Lisa Carmen Wang 46:28
Yep, definitely. And how does that contrast or compare to, let's say if you're analyzing a private equity fund,
Clara Vydyanath 46:35
or a private equity fund, I would take a look at variables like their track record the sector that they invest in their particular strategy, or the LBO or the growth stage. And I'm sorry, LBO means leveraged buyouts, it means that you take a bunch of debt out on a business, and then you cut costs and sell it off later at a higher multiple. So it's just a financial reengineering is what that's called. And that's a whole class of funds. So I will look at the strategy and see does otology compare well with the current economic climate. Because I will, LBO funds will do less well, but interest rates are high like they are right now. We'll take a look at the strategy. Take a look at management teams’ pedigree as well, where they come from, what their backgrounds are, and how well they've done. Unfortunately, I would love to have a diversity lens in private equity. But that is literally impossible. There are vanishingly few funds.

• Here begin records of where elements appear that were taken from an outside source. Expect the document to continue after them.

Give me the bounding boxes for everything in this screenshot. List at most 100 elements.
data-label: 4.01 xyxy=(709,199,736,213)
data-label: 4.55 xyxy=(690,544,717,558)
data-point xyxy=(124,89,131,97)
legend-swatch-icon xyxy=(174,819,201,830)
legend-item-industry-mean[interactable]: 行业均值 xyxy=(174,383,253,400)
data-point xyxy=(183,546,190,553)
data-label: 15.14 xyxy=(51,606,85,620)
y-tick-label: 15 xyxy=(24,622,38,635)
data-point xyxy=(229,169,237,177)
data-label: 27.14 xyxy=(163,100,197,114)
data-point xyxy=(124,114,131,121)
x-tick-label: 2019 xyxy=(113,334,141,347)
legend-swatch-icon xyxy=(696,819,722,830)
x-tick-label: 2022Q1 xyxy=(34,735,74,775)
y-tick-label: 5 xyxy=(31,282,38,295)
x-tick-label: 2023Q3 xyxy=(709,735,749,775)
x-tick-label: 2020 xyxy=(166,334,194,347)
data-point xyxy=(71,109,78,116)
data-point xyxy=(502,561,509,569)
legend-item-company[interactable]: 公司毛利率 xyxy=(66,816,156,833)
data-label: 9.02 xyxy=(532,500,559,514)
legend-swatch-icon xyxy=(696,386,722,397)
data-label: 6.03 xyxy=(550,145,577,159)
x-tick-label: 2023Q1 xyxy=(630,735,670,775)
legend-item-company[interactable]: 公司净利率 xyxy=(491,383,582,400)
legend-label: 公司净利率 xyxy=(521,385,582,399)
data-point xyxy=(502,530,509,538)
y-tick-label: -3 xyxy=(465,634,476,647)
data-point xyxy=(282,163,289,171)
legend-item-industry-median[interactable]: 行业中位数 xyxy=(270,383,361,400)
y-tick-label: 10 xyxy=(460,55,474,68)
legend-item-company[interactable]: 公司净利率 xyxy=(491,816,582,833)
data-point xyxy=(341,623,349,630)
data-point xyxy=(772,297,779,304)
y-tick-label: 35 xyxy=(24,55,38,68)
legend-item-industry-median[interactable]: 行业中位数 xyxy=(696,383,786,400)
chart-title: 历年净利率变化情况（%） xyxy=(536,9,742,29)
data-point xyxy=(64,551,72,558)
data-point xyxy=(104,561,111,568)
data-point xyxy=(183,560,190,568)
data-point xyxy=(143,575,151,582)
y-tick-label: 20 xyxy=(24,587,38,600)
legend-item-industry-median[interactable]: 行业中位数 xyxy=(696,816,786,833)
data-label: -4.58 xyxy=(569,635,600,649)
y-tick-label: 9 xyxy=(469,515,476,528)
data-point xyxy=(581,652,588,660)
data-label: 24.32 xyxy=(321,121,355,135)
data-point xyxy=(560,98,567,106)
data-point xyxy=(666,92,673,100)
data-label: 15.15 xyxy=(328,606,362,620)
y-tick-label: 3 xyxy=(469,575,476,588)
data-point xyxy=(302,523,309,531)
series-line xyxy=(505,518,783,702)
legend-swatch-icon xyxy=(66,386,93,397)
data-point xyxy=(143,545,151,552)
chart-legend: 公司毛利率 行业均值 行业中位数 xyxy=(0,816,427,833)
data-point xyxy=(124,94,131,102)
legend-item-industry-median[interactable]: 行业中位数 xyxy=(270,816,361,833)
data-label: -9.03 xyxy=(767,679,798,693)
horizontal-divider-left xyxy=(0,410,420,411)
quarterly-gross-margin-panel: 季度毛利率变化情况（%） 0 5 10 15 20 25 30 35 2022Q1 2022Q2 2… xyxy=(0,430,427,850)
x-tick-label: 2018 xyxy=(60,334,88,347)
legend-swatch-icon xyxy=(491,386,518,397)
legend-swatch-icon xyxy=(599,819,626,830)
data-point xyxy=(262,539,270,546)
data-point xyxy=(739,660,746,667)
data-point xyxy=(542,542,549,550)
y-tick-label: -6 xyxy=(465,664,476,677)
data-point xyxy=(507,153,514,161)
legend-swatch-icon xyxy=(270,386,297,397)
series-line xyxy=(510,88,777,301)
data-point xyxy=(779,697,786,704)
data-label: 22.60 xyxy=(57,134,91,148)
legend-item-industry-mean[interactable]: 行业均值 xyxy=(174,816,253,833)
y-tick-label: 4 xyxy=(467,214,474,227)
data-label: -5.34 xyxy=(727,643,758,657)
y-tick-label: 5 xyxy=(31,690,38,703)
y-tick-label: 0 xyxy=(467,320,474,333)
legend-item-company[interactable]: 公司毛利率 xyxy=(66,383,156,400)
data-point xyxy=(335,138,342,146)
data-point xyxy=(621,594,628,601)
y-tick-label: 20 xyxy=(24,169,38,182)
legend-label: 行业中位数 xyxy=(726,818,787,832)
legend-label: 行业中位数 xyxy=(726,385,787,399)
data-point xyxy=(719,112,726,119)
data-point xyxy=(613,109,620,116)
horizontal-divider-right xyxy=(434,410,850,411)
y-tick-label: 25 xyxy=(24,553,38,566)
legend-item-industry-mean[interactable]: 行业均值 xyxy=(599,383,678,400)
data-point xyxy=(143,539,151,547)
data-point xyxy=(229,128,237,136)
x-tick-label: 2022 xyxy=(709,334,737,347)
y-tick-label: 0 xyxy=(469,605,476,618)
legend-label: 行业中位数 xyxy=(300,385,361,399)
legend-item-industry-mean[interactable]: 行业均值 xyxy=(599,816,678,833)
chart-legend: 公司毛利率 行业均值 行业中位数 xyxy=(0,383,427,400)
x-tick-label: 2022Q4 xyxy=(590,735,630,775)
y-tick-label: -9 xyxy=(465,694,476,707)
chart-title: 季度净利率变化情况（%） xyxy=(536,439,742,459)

And so we do what we can. But in that particular space, it's honestly, are you at least investing in businesses that are doing good for the world? Yeah, and obviously, technical metrics, like historical returns, you know, projected backtests, etc, etc.
Lisa Carmen Wang 47:48
Yeah. Is that Is it just as hard in hedge funds?
Clara Vydyanath 47:52
It's pretty damn hard and hedge funds. I think the space that we actually have the most leeway to do impact investing work is in private credit. And early-stage venture capital and angel investing, that's when you do actually get some diversity, or otherwise, it's really, really hard. Although the one thing I will say is, I will mention is Hypatia capital is building an index of women-run hedge funds, which are outperforming broader indexes. And so I am looking to work with them actually, to make that investable and see if we can invest in it because that would be a soup product.
Lisa Carmen Wang 48:31
That's amazing. Okay, well, how do people find out more about 32 cents?
Clara Vydyanath 48:38
You can visit my website 32 cents.com or send me an email at Clara at 32 cents.com and I would love to hear from you. And you know, I'll tell you more about what we do, how to join, etc, etc. Let's let's close the gap together is what I would say.
Lisa Carmen Wang 48:55
Awesome. And last question for you. What does it mean to you to be a bad bitch?
Clara Vydyanath 49:03
When I first came across your three slogans, of bodies, boundaries, and bank accounts, I was so taken by that because that is what it means. It means taking charge of your body and making sure that you are doing what you want to be doing with your life of your boundaries and of your bank account because that is something that holds us back so much like 32 Cents is a gender wealth gap, we have a 1/3 of the wealth men have. And so for me taking time out of your bank account means bringing that number up and getting to parity within our lifetimes. If we're lucky. That would be phenomenal. If you're going to ever get help make that happen.
Lisa Carmen Wang 49:46
Yes, amazing. Well, thank you so much, Clara. This was awesome. And I wish you the best of luck and am excited about continuing to collaborate with 32 Cents and the BAD BITCH EMPIRE and closing the gap uplifting women and cultivating the next generation of Bad Bitch investors.
Clara Vydyanath 50:06
Thank you so much Lisa. That was phenomenal.